Still referring in particular to the Italian situation, this cultural revolution of the discipline cannot be achieved without resolving the generational issue, leaving to the young researchers, who will be the next to return (hopefully as soon as possible) to dig in Syria, the freedom of choosing their own way. Although many of them already have a past as archaeologists in Syria, never having a decision-making role until the events of 2011, they are the only ones to have a perspective in terms of time and the necessary lucidity to face the future, without the burden of a past that for someone elder may become too cumbersome.
It is up to these young people, with full assumption of their responsibility, the task of reshaping the archeology of the Ancient Near East -putting to good use all their past experience and the teaching of their mentors- and conveying this discipline within the actuality of the new scenario that we are facing.
Above all, it is up to them the effort to develop new strategies and new approaches that allow archaeologists to look not only to Syria but to the entire Middle East with new eyes. This time it happened in Syria, but if we want to look a little further ahead, we cannot ignore, without opportunistic strabismus, the situation in Turkey, Iraq, Iran, and Yemen; all countries in which freedom of opinion and human rights are severely limited, but where archaeologists, many of which already active in Syria until 2011, continue to work. Even in these cases, the question of ethics needs to be tackled immediately for what it is. It cannot be delayed hypocritically, simply because we have not come to a civil war as in Syria.
Truly without hypocrisy. With the knowledge that between the white of the ostriches and the black of the Praetorians (the color attribution is purely coincidental) there is a whole gray scale, which must take account of the history and current events, science and ethics, but particularly the role that archaeologists will want to have in the future of the Middle East. They will be willing to negotiate their conditions of scientists and academics with that of cultural mediators, who put at the service of all stakeholders their privileged position of participating observers? Opening, as a category, and more collegial as possible, a direct communication channel with the diplomatic and government institutions, at home and in the host countries. To make sure that the discussion on the archaeological heritage, the locations and events in which it is spoken, acquire also a diplomatic significance; to help, or at least attempt to do so, the peaceful resolution of the political, cultural, civil and humanitarian issues with which we will have to get used to reckon.
To follow up this start, we relaunch the idea of CPAVO as a container for a real debate, open to all members of the scientific community of the archaeologists of the Ancient Near East, also to overcome the practice of skirmishes/statements through the press between the most renown scholars.

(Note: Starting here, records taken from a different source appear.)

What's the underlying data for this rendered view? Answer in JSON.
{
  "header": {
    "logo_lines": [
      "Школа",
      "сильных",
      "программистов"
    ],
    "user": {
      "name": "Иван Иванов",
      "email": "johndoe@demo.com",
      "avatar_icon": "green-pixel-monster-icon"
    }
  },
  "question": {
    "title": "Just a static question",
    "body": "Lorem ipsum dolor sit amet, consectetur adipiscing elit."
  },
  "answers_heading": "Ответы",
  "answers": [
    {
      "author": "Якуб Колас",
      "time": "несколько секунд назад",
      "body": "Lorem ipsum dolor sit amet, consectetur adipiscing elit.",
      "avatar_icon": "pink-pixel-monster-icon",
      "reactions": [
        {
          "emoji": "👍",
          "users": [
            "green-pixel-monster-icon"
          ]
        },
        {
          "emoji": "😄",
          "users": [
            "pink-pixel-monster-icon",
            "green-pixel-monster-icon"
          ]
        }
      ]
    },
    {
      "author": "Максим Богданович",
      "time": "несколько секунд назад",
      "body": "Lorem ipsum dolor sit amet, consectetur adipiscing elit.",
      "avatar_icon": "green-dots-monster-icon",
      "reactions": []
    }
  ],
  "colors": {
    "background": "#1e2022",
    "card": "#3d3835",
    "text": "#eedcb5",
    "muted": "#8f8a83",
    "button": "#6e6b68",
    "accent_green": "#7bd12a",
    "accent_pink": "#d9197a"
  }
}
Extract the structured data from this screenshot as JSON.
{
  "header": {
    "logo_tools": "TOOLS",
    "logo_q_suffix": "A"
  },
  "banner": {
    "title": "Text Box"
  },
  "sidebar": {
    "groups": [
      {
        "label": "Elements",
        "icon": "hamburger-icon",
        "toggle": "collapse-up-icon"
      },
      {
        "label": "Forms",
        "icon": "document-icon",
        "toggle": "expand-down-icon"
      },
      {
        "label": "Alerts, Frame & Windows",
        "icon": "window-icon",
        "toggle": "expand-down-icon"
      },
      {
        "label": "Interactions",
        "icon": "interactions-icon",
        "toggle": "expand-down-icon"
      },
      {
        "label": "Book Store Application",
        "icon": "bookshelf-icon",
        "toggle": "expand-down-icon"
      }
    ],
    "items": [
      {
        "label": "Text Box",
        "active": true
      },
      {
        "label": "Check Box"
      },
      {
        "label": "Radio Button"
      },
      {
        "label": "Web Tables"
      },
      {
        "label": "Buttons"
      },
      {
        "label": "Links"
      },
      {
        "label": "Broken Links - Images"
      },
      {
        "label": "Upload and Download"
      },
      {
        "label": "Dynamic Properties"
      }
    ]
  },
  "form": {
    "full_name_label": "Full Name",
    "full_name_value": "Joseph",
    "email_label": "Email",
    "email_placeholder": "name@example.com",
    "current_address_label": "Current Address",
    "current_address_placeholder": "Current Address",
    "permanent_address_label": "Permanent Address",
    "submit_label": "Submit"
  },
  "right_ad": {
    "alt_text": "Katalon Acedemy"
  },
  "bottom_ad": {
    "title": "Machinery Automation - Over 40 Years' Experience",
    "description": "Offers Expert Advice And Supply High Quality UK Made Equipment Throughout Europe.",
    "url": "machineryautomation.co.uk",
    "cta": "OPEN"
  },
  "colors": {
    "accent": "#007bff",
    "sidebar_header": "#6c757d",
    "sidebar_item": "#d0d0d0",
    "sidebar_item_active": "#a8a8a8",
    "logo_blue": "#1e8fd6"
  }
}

To reach the establishment of a strategy-setting manifesto, made of shared projects and action strategies, for a step ahead of the many charters of intent and showcase meetings, replete with clichés and stock phrases.
Hoping that this debate among archaeologists can awaken inside them a new intellectual awareness, to serve citizens within public debate, to address the rampant cultural triviality, for example around the issue, as timely as ever, of migration; in Italy as in other Western countries, which have not yet completely dealt with their colonial past.